A person is your Qualifying Relative if all of the following tests are met:
- Not a Qualifying Child Test – Your qualifying relative must not be a qualifying child for any other taxpayer.
- Note: An exception to this rule is when the other taxpayer for whom the child is a qualifying child is not required to, and does not, file a tax return. For example, Amanda and her son, Travis, live with Jeremy all year. Amanda worked during the holiday and earned $3,800. Amanda does not file a tax return because she is not required to so Jeremy can claim Travis as a qualifying relative.

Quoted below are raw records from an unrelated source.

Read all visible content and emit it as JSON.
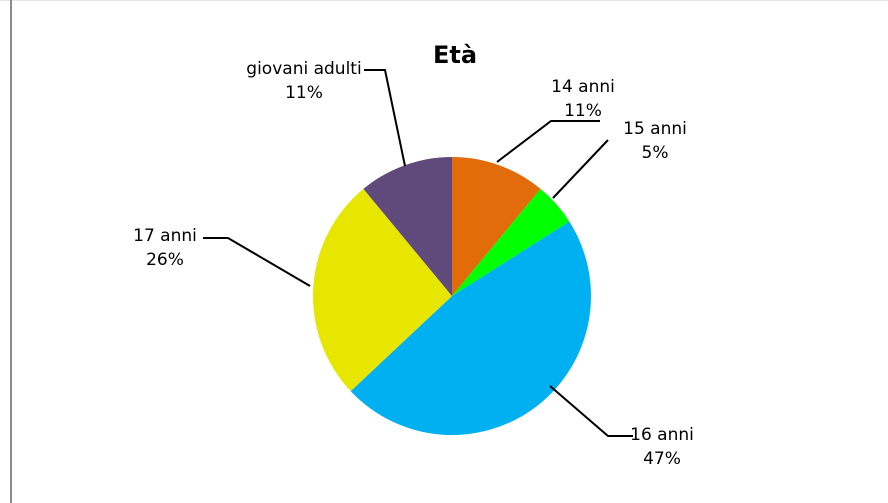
{
  "chart_data": {
    "type": "pie",
    "title": "Età",
    "categories": [
      "14 anni",
      "15 anni",
      "16 anni",
      "17 anni",
      "giovani adulti"
    ],
    "values": [
      11,
      5,
      47,
      26,
      11
    ],
    "value_labels": [
      "11%",
      "5%",
      "47%",
      "26%",
      "11%"
    ],
    "colors": [
      "#E26B0A",
      "#00FF00",
      "#00B0F0",
      "#E6E600",
      "#604A7B"
    ],
    "start_angle": "12 o'clock",
    "direction": "clockwise",
    "legend": "none",
    "grid": false
  }
}
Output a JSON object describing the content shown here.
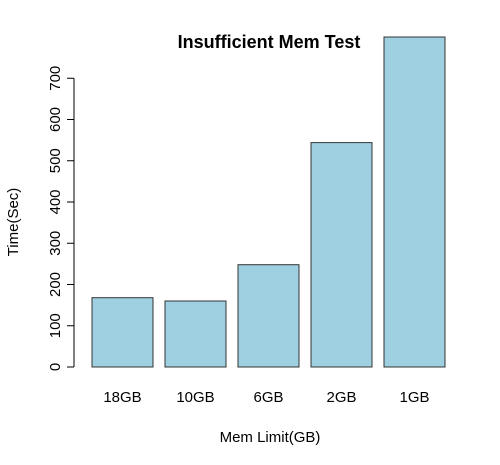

Jeremy is unable to claim the Child Tax Credit, Additional Child Tax Credit, or the Earned Income Credit for Travis.
- Member of Household or Relationship Test – Your qualifying relative must either live with you for the entire year as a member of your household (but the relationship cannot violate local law) or be related to you in one of the following ways:
- Child (son, daughter, or adopted child), or descendant (for example, grandchild or great-grandchild)
- Sibling, half-sibling, or step sibling
- Parent or direct ancestor (for example, grandparent or great grandparent)
- Stepfather or stepmother
- Uncle or aunt
- Nephew or niece
- Father-in-law, mother-in-law, son-in-law, daughter-in-law, brother-in-law, or sister-in-law. Special rules may apply for kidnapped children and for temporary absences due to special circumstances such as illness, education, business, vacation, and military service.
- Gross Income Test – Your qualifying relative cannot have a gross income in excess of the dependent exemption amount for the year. The gross income limit for both 2020 and 2021 is $4,300.
- Support Test – Generally, you must provide more than half of your qualifying relative's total support. Special rules may apply when more than one person is providing support for an individual or for children of divorced or separated parents.
Who can claim a dependent?
In order to claim a dependent, you (the taxpayer) cannot qualify as a dependent of another taxpayer. Your potential dependent(s) must also meet the rules for Qualifying Child or Qualifying Relative.
Credits and deductions for claiming dependents
- Earned Income Tax Credit – The EITC is a refundable credit worth up to $6,660 for qualifying taxpayers with moderate to low income. Taxpayers can get EITC with or without children, but the credit amount is higher for those who have children.
- Child Tax Credit and Additional Child Tax Credit - The child tax credit is for taxpayers with dependent children under age 17. The full child tax credit is up to $2,000 per eligible child, the full amount can be applied to income taxes. If there is any credit leftover (excess credit) up to $1,400 per credit can be claimed as the Additional Child Tax Credit, which is a refundable credit.
- Credit for other Dependents – This applies to the qualifying relative part of the child tax credit. It is a nonrefundable credit of up to $500 per qualified qualifying relative.
- Child and Dependent Care Credit – This is a nonrefundable credit for daycare for a qualified dependent while the taxpayer works. The credit is between 20% and 35% of up $3,000 ($6,000 if two or more individuals in care) of expenses.
- Adoption Credit – This is a nonrefundable credit of up to $14,300 of expenses paid for adopting a child who is not your stepchild. The credit is nonrefundable but can be carried over until used, or up to five years whichever comes first.
- American Opportunity Tax Credit & Lifetime Learning Credit - Credits based on qualified education expenses for yourself, your spouse, or your dependent while in college or a trade school.
- Medical expenses - You may claim medical expenses you paid for your child or another relative you were unable to claim as a dependent, due to the other parent or another family member claiming the individual.